No. 197


OSB Logo The Old St Beghian
  July 2020

 

Chris Lord (G 53-57) has sent in the following:

“I left St Bees at Christmas 1957 with six 'O' levels including maths, whose resit accounted for the extra term. I have blessed Algy Lyle many times for his tuition in Remove that last autumn term. After a week as a Christmas postman and four years in Barclays Bank DCO, I signed five year articles and qualified as a chartered accountant in 1967. Being put in charge of two dozen other accountants in the firm in which I had been articled, I found, after shining at nothing at school or in banking, that I had a taste for management. From 1971 until retirement I worked in manufacturing industry. I spent eighteen years with the UK subsidiary of an American aluminium company, moving on from accounting into production and then general management. For eight years I supervised operations in France, Germany and the Netherlands as well as the UK, being based in Germany for two of those years; as well as enjoying the orderly way of life over there, we appreciated the easy travel opportunities afforded by no sea crossings. Changes in US management in the late 1980s, combined no doubt with my awkward nature, brought an end to fifteen happy years and in 1990 I moved out. I was lucky to find another job in the same industry. There I had another happy time, which came to an end after five years when the parent company sold the division which I had been running. I had two more MD jobs in progressively smaller companies, but these involved living away Monday to Friday and I retired in 1999. The contrast between the American and British styles of business administration was striking and I reckoned I was lucky to have had a long period experiencing the former. Retirement was great for a while: children settling down and producing grandchildren; plenty of travel; still able to exercise energetically. However, five years ago our oldest child died after battling for twenty months with acute myeloid leukaemia and that put the aches and pains of growing old into perspective. Two years before Nick took ill, our daughter Caroline had bowel cancer; a year before that my sister Jenny had blood cancer; four years ago brother Gerry (G 59-64) had a cancerous kidney removed; all of these are thankfully now in the clear, but this dreadful disease is all around us and I wish we could spend more time and money on removing the causes from the air we breathe, the water we drink and the food we eat.
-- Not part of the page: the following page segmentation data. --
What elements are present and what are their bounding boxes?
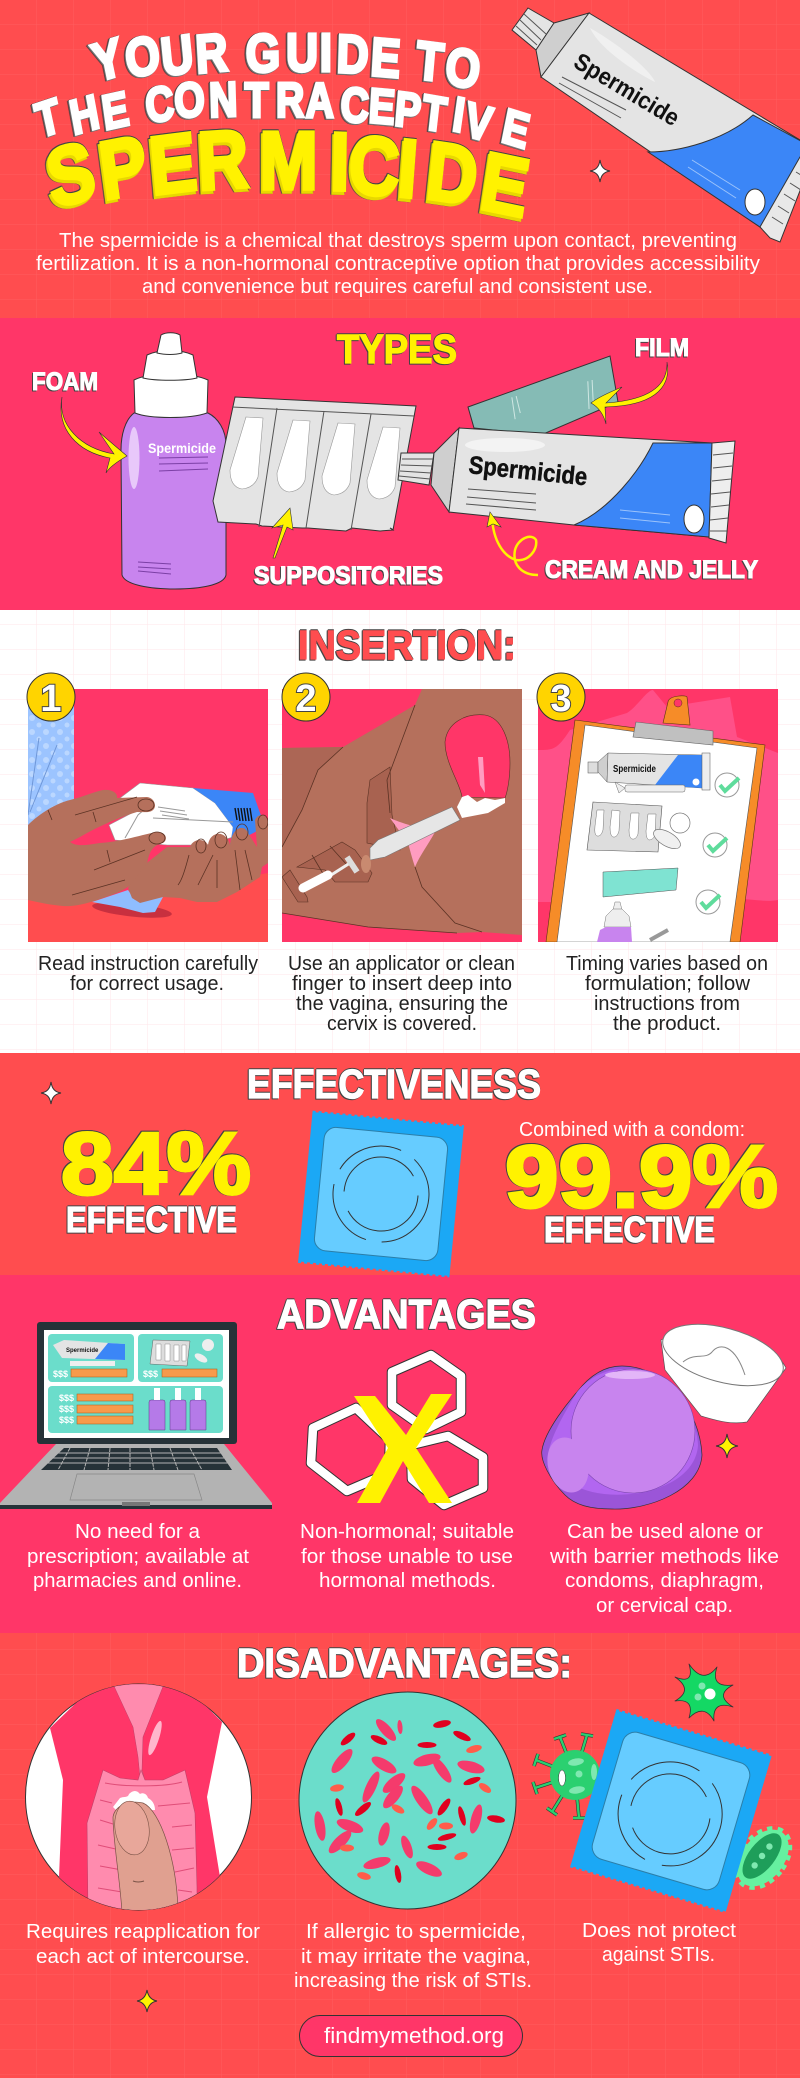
hands xyxy=(28,790,166,906)
caption: barrier methods: or cervical cap. xyxy=(596,1595,733,1617)
arrow: suppositories xyxy=(272,508,293,558)
caption: irritation: If allergic to spermicide, xyxy=(306,1921,526,1943)
icon: sparkle xyxy=(716,1434,738,1458)
icon: cream tube xyxy=(398,428,735,543)
intro text xyxy=(36,230,760,298)
tube label: Spermicide xyxy=(467,451,589,491)
icon: germ xyxy=(675,1664,733,1721)
title line 2: THECONTRACEPTIVE xyxy=(31,72,534,160)
icon: condom packet xyxy=(298,1112,464,1276)
icon: laptop: $$$ xyxy=(59,1404,74,1414)
title xyxy=(31,22,535,236)
icon: suppositories blister xyxy=(213,397,416,531)
title line 3: SPERMICIDE xyxy=(40,113,535,236)
step 3 caption xyxy=(566,952,768,1035)
caption: no prescription: pharmacies and online. xyxy=(33,1570,242,1592)
number badge 2 xyxy=(282,673,330,721)
illustration: finger reapplication xyxy=(26,1680,252,1920)
icon: laptop: $$$ xyxy=(53,1369,68,1379)
step 2 caption: the vagina, ensuring the xyxy=(296,992,508,1015)
number badge 1: 1 xyxy=(40,678,62,720)
step 1 illustration xyxy=(28,689,268,942)
tube label: Spermicide xyxy=(569,48,684,132)
caption: barrier methods xyxy=(549,1521,779,1617)
label: cream and jelly: CREAM AND JELLY xyxy=(545,556,758,584)
icon: laptop: Spermicide xyxy=(66,1348,99,1354)
icon: sparkle xyxy=(41,1082,61,1104)
mini tube: Spermicide xyxy=(613,764,656,775)
mini bottle xyxy=(597,902,668,942)
heading: types: TYPES xyxy=(337,326,457,372)
panel: insertion xyxy=(27,622,778,1035)
stat: 84%: 84% xyxy=(61,1114,251,1213)
bottle label: Spermicide xyxy=(148,441,216,456)
stat: 99.9%: 99.9% xyxy=(505,1127,778,1226)
panel: advantages xyxy=(0,1291,790,1617)
website pill: findmymethod.org xyxy=(324,2023,504,2048)
arrow: foam xyxy=(61,397,127,473)
intro text: fertilization. It is a non-hormonal contraceptive option that provides accessibility xyxy=(36,253,760,275)
arrow: film xyxy=(591,362,668,424)
icon: crossed-out hormone hexagons xyxy=(311,1355,483,1505)
heading: insertion: INSERTION: xyxy=(298,622,516,668)
icon: laptop: $$$ xyxy=(59,1415,74,1425)
label: foam: FOAM xyxy=(32,368,98,396)
mini film xyxy=(603,868,678,897)
caption: irritation: it may irritate the vagina, xyxy=(301,1946,531,1968)
icon: sparkle xyxy=(137,1990,157,2012)
caption: barrier methods: Can be used alone or xyxy=(567,1521,763,1543)
step 2 caption xyxy=(288,952,515,1035)
icon: condom packet xyxy=(570,1710,772,1912)
label: effective: EFFECTIVE xyxy=(544,1209,715,1250)
medicine box xyxy=(109,783,233,845)
step 3 illustration xyxy=(538,689,778,942)
caption: reapplication: each act of intercourse. xyxy=(36,1946,250,1968)
applicator xyxy=(370,807,460,860)
step 2 illustration xyxy=(282,689,522,942)
title line 1: YOURGUIDETO xyxy=(87,22,484,101)
mini suppositories xyxy=(587,802,690,853)
caption: irritation xyxy=(294,1921,532,1992)
yellow X xyxy=(354,1394,452,1503)
icon: sparkle xyxy=(590,160,610,182)
mini tube xyxy=(588,753,710,793)
panel: types xyxy=(32,326,758,590)
number badge 1 xyxy=(27,673,75,721)
intro text: and convenience but requires careful and consistent use. xyxy=(142,276,653,298)
caption: reapplication: Requires reapplication for xyxy=(26,1921,260,1943)
caption: no STI protection xyxy=(582,1920,736,1966)
panel: disadvantages xyxy=(26,1640,799,2056)
caption: reapplication xyxy=(26,1921,260,1968)
icon: spermicide tube xyxy=(512,8,800,242)
caption: non-hormonal: hormonal methods. xyxy=(319,1570,496,1592)
website pill xyxy=(300,2016,522,2056)
step 1 caption xyxy=(38,952,259,995)
step 3 caption: instructions from xyxy=(594,992,740,1015)
caption: no prescription: No need for a xyxy=(75,1521,201,1543)
icon: virus xyxy=(533,1734,600,1818)
caption: non-hormonal: for those unable to use xyxy=(301,1546,513,1568)
heading: effectiveness: EFFECTIVENESS xyxy=(247,1061,541,1107)
icon: laptop xyxy=(0,1322,272,1509)
step 3 caption: formulation; follow xyxy=(585,972,750,995)
step 2 caption: Use an applicator or clean xyxy=(288,952,515,975)
caption: no prescription xyxy=(27,1521,249,1592)
icon: bacteria xyxy=(727,1820,799,1896)
step 1 caption: for correct usage. xyxy=(70,972,224,995)
number badge 3 xyxy=(537,673,585,721)
caption: irritation: increasing the risk of STIs. xyxy=(294,1970,532,1992)
icon: film xyxy=(468,356,618,435)
caption: no prescription: prescription; available at xyxy=(27,1546,249,1568)
arrow: cream and jelly xyxy=(487,512,538,575)
step 1 caption: Read instruction carefully xyxy=(38,952,259,975)
label: film: FILM xyxy=(635,334,689,362)
heading: advantages: ADVANTAGES xyxy=(277,1291,536,1337)
label: effective: EFFECTIVE xyxy=(66,1199,237,1240)
heading: disadvantages: DISADVANTAGES: xyxy=(237,1640,572,1686)
step 2 caption: cervix is covered. xyxy=(327,1012,477,1035)
step 3 caption: Timing varies based on xyxy=(566,952,768,975)
header panel xyxy=(31,8,800,298)
step 3 caption: the product. xyxy=(613,1012,721,1035)
icon: diaphragm and cervical cap xyxy=(541,1313,790,1509)
caption: combined with a condom: Combined with a condom: xyxy=(519,1119,745,1141)
icon: laptop: $$$ xyxy=(59,1393,74,1403)
panel: effectiveness xyxy=(41,1061,778,1276)
caption: no STI protection: against STIs. xyxy=(602,1944,715,1966)
caption: non-hormonal xyxy=(300,1521,514,1592)
icon: foam bottle xyxy=(121,333,226,589)
number badge 2: 2 xyxy=(295,678,317,720)
intro text: The spermicide is a chemical that destroys sperm upon contact, preventing xyxy=(59,230,737,252)
check marks xyxy=(696,773,739,914)
icon: laptop: $$$ xyxy=(143,1369,158,1379)
caption: non-hormonal: Non-hormonal; suitable xyxy=(300,1521,514,1543)
number badge 3: 3 xyxy=(550,678,572,720)
caption: barrier methods: with barrier methods like xyxy=(549,1546,779,1568)
caption: no STI protection: Does not protect xyxy=(582,1920,736,1942)
step 2 caption: finger to insert deep into xyxy=(292,972,512,995)
illustration: irritated cells xyxy=(299,1692,516,1909)
caption: barrier methods: condoms, diaphragm, xyxy=(565,1570,764,1592)
label: suppositories: SUPPOSITORIES xyxy=(254,562,443,590)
The lockdown has taught me that swimming thirty slow lengths three times a week must have a surprisingly positive effect on general fitness. My struggles to compensate with longer walks, using an exercise bike and a small treadmill serve only to remind me of the creaky joints! As I'm sure for everyone else, shopping has become a major expedition: queue to get in, follow the one way system, don't dare to forget anything, queue to pay the bill and come back home.”